179 С давних времен не только у евреев, но и на всем Ближнем Востоке рождение выдающегося человека отождествлялось с восходом звезды. Так, Валаам прорицает (Числ., 24:17): «Вижу Его, но ныне еще нет; зрю Его, но не близко. Восходит звезда от Иакова…»
180 Надежда на Мессию всегда связана с появлением звезды. Согласно книге «Зоар», рыба, проглотившая Иону, умерла, но через три дня ожила и изрыгнула его. «Через рыбу мы найдем исцеление для всего мира». Данный текст относится к средневековью, но происходит из надежного источника.

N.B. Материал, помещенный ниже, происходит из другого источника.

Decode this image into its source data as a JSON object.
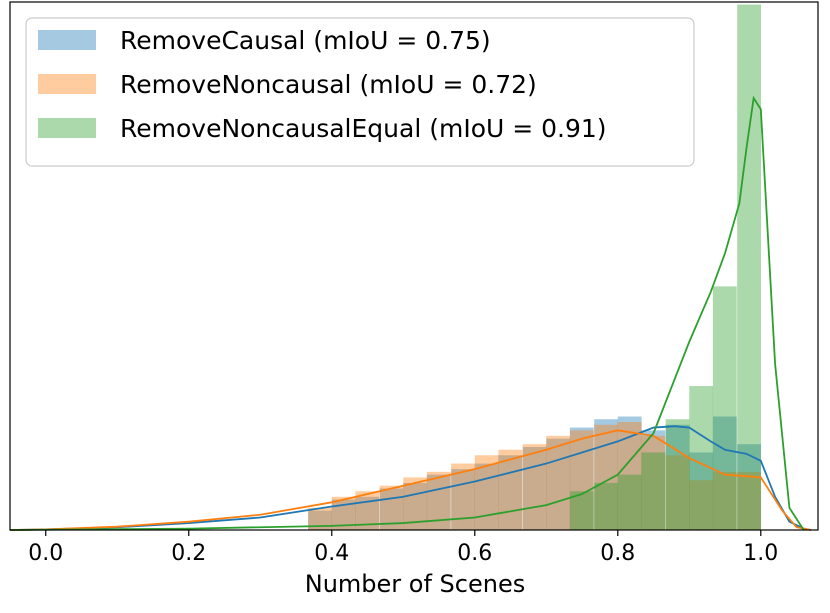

Упоминаемая в эпитафии Аверкия «Рыба из источника, весьма великая, чистая», по мнению Шефтеловица, есть не что иное, как Левиафан. Левиафан считался не только самой большой, но и чистой рыбой – идея, которую ученый подкрепляет соответствующими цитатами из талмудической литературы. В данной связи необходимо упомянуть «одну и единственную рыбу» (), о которой записано в «Happenings in Persia».